A Primer on Search Engine Optimization


Okay, I can’t tell you everything you need to know about search engine optimization (SEO) in700 words. But I can tell you what you, as a small business owner, need to know when looking for help in this area.

First some definitions …

SEO is the process of making your website easy to find by search engines like Google, Yahoo, and Bing. It also helps the search engines “understand” the content of each page on your website.

SEO is also about helping your pages rise higher on search results pages, naturally, without having to pay anything to the search companies.

The ability of an SEO provider to achieve higher rankings for you will directly depend on how well your competitors have optimized their sites. So anyone you are considering hiring should take a peek at your competition to properly evaluate your situation and give you a realistic perspective.

Recently, I was speaking with a prospect, who handed me a sheet he had received from another SEO provider. It listed all the services they would provide for various fee levels. Most of the items mentioned things like submitting site maps to over 200 search engines, directory submissions, Dmoz submissions, hundreds of article submissions, securing links from hundreds of sites, etc.

Most, if not all, of these practices are poor SEO at best. Generally, site submissions are not necessary, as search engines will find websites just fine on their own. And some practices like buying links are dangerous and might get your site banned from Google. Massive article blasts fell into disrepute earlier this year with Google’s Panda update; many top-ranking sites fell from the Google heavens because of Panda.
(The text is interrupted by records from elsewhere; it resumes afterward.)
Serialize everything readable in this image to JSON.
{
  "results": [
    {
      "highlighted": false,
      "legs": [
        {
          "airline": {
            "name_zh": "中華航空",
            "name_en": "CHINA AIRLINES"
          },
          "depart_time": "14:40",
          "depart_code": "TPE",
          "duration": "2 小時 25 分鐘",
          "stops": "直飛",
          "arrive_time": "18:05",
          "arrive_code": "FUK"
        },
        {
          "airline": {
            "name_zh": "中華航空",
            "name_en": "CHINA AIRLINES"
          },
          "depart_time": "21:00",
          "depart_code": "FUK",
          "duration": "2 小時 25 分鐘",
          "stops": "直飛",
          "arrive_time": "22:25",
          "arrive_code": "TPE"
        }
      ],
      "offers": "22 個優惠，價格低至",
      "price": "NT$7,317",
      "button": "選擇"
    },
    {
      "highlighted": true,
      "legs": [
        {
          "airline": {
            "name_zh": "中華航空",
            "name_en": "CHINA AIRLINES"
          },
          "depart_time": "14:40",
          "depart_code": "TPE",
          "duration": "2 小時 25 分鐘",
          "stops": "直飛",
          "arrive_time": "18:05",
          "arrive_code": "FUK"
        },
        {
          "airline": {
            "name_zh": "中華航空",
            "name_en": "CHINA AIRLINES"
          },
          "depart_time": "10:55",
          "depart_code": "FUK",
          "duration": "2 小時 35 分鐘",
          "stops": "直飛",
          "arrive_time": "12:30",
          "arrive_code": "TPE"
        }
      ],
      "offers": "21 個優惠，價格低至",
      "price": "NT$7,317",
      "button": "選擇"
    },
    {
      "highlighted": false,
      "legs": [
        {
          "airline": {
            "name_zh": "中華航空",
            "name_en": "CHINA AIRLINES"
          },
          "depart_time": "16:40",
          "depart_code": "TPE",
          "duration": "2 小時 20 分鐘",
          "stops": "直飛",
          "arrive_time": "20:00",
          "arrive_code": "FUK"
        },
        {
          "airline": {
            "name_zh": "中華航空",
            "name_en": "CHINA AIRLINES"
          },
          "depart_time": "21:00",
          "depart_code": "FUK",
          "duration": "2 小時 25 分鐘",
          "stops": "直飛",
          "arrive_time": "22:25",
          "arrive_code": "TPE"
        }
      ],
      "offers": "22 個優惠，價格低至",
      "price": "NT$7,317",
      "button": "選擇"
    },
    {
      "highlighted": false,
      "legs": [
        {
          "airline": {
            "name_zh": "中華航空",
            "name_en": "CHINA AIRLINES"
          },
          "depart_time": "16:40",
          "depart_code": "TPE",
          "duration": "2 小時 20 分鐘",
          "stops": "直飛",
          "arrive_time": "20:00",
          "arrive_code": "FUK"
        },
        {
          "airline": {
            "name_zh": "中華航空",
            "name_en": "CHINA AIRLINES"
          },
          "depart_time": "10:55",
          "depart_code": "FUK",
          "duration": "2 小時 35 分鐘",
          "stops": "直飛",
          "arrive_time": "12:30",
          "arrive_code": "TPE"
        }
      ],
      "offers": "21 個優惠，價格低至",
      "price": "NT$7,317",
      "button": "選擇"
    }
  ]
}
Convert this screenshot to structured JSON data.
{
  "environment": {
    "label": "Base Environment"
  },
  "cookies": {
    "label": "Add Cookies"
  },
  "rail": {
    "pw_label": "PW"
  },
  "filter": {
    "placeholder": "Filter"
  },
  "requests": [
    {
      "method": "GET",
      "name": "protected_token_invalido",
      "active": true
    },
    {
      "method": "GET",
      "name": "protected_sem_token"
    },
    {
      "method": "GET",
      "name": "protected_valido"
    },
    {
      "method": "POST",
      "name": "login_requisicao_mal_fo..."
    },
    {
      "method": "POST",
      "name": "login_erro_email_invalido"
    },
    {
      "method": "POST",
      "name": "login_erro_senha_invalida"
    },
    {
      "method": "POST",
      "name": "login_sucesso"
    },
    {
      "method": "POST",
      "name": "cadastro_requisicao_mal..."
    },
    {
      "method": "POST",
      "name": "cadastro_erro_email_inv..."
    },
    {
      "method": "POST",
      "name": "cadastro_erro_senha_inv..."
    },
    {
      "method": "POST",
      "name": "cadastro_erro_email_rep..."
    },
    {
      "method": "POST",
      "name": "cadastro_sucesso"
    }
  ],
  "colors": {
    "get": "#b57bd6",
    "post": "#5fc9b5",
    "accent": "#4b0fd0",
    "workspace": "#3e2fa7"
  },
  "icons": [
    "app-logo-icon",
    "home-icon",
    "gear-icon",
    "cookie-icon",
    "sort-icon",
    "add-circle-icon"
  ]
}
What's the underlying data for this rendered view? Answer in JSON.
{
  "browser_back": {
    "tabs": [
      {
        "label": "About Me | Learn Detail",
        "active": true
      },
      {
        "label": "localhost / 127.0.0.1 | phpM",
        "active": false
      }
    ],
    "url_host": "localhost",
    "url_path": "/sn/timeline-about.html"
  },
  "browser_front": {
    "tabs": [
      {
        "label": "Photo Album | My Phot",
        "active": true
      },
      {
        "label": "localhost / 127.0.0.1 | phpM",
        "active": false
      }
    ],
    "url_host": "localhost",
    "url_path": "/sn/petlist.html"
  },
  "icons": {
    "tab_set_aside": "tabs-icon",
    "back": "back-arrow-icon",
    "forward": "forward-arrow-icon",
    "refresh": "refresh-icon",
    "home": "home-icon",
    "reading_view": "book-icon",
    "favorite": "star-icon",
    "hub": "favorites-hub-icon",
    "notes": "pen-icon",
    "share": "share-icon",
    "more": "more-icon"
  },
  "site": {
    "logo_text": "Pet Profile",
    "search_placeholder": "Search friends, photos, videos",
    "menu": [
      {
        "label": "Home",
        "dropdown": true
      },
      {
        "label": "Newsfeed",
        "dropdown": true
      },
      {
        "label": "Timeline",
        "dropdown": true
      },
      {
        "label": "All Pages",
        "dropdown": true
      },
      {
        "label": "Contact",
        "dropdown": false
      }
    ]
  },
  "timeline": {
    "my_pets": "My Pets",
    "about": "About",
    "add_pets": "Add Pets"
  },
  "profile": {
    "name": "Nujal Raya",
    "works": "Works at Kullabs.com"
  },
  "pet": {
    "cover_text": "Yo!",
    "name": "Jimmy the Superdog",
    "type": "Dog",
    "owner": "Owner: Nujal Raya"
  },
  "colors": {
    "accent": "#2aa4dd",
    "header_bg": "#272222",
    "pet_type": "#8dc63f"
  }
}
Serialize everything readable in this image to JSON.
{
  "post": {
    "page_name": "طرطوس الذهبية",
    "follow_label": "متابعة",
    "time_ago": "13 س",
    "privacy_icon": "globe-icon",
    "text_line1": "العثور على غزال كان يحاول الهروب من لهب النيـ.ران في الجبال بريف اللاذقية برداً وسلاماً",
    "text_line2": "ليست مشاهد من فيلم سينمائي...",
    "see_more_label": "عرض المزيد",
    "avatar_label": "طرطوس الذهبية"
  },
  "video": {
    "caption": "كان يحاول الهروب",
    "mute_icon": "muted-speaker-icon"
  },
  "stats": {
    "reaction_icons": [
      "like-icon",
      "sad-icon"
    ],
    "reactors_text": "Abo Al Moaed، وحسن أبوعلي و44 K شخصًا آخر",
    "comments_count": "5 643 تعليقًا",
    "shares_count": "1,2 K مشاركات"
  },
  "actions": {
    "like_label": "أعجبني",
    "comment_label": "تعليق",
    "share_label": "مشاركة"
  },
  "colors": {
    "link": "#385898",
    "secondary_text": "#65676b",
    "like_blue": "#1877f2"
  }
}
So what do you look for? You look for a provider who will focus on researching keywords relevant to your site and embedding those keywords in excellent content on various pages. Just a few keywords per page.

The person should also mention that he will be personally writing title and description tags. Many web development companies have systems that automate the tag writing process. This is better than nothing, but not much. Title and description tags will usually show up on search results pages as “snippets.” They are what your prospective customer sees and they sell your company. Do you really want a machine to write your sales copy?

There are other technical issues that some SEOs focus on like rewriting the file names of each page. This can be helpful, but it can be very expensive and it’s not worth doing until you’ve tried less intrusive measures first.

Inbound linking is very important to SEO, but you need to have your key pages in good shape first before you worry about your linking strategies. But, go ahead and make sure your vendors are linking to your site and any professional associations you belong to. That’s a good start. Whatever you do, do not pay for links!

You might be wondering why SEO and writing go together. It’s because search engines can’t read images … not yet anyway. They are programmed to read text. So if you have a page full of images, the person should mention that he will be adding some text to the pages or, at least, captions and alt tags that are keyword rich.

Last, but not least, always remember that Google is the gorilla in the room. If the SEO provider emphasizes that he optimizes your site for all of the 200+ search engines out there, he doesn’t know what he’s talking about. Your provider should emphasize Google, as it gets close to 70% of all searches. The other engines will also pick up your pages, but you should be striving to rank using Google’s guidelines.

Oh and one more last thing. Either the SEO should be a copywriter who knows how to write standout copy or he should be working with one. The last thing you want are keywords awkwardly stuffed into copy. That’s a real turn off for customers.